The Latino vote is key because the imminent demographic shifts are clear. Latinos will soon be the largest racial group in the country after white people. NPR reports that by 2050 Latinos may be 30 percent of the country. While the Republican response has been to introduce bills that limit immigration and attack the rights of immigrants, some are trying to figure out ways around that. Latino voters have turned away from the Republican party, not over fiscal policy or even many social issues, even though Latinos report that education and jobs issues are chief among their concerns. Latinos break with Republicans chiefly over immigration concerns. NPR reports that in the recent midterms Latinos voted against Republicans 2-1.

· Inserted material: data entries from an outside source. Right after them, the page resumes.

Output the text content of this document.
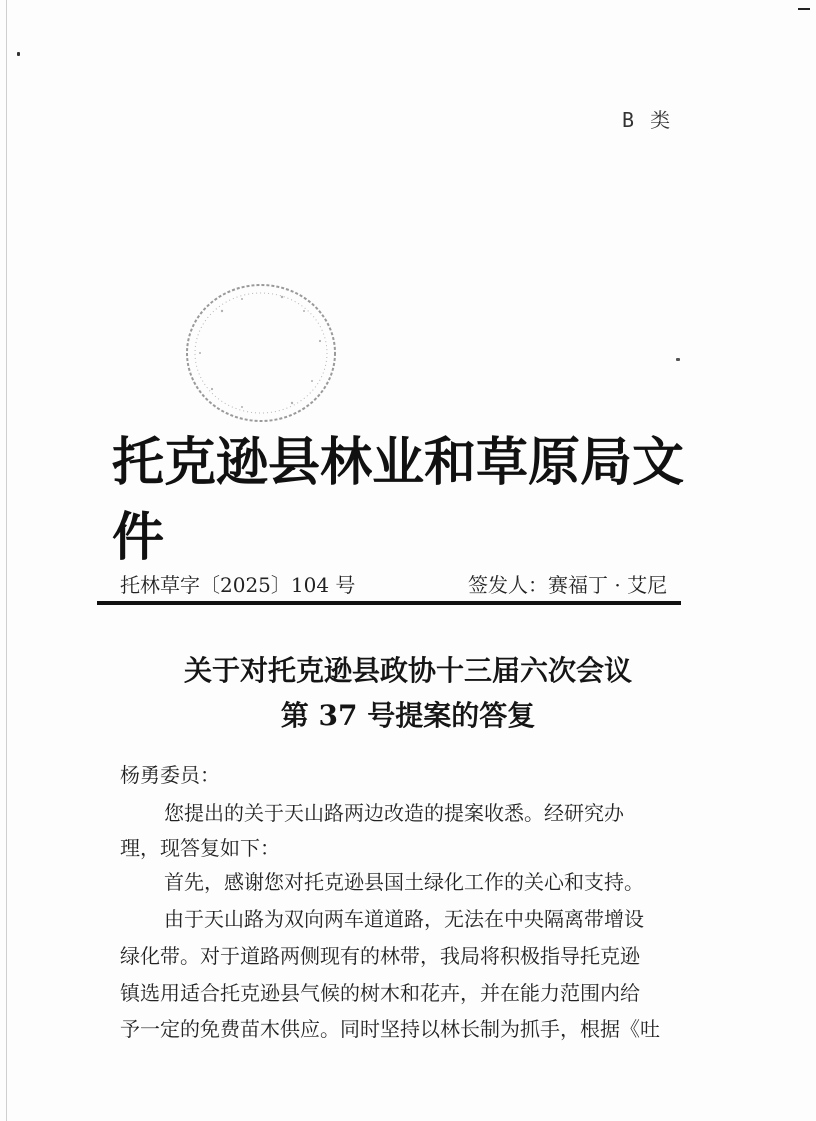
B 类
托克逊县林业和草原局文件
托林草字〔2025〕104 号	签发人：赛福丁 · 艾尼
关于对托克逊县政协十三届六次会议
第 37 号提案的答复
杨勇委员：
您提出的关于天山路两边改造的提案收悉。经研究办
理，现答复如下：
首先，感谢您对托克逊县国土绿化工作的关心和支持。
由于天山路为双向两车道道路，无法在中央隔离带增设
绿化带。对于道路两侧现有的林带，我局将积极指导托克逊
镇选用适合托克逊县气候的树木和花卉，并在能力范围内给
予一定的免费苗木供应。同时坚持以林长制为抓手，根据《吐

Latinos know what's up. "They're not fools -- they realize that there are those places where they can overplay their hand, and I think the 14th Amendment change is a perfect example of a bridge too far," columnist Ruben Navarrette told NPR. "It's poison. You play with that, and I am never, ever going be able to go before a group of Hispanic women ... and convince them that the Republican Party isn't anything but a bunch of ogres."
"The challenge, though, is that we have a situation right now where Republicans send out signals that Hispanics aren't wanted in our party, not by policy so much as by tone," Bush told NPR.
Navarette said that the GOP can conference all it wants, but unless the Republican party stops demonizing immigrants they'll never win another president in the country again. But such threats seem premature. The demographic shifts are definitely on their way--experts estimate that every year for the next 20 years 500,000 Latino youth will reach voting age, but they just feel a long way off now. And so far immigration restrictionists, except for some important exceptions, haven't had to pay a price for their anti-immigrant rhetoric and the policies its lead to--or killed--in the process.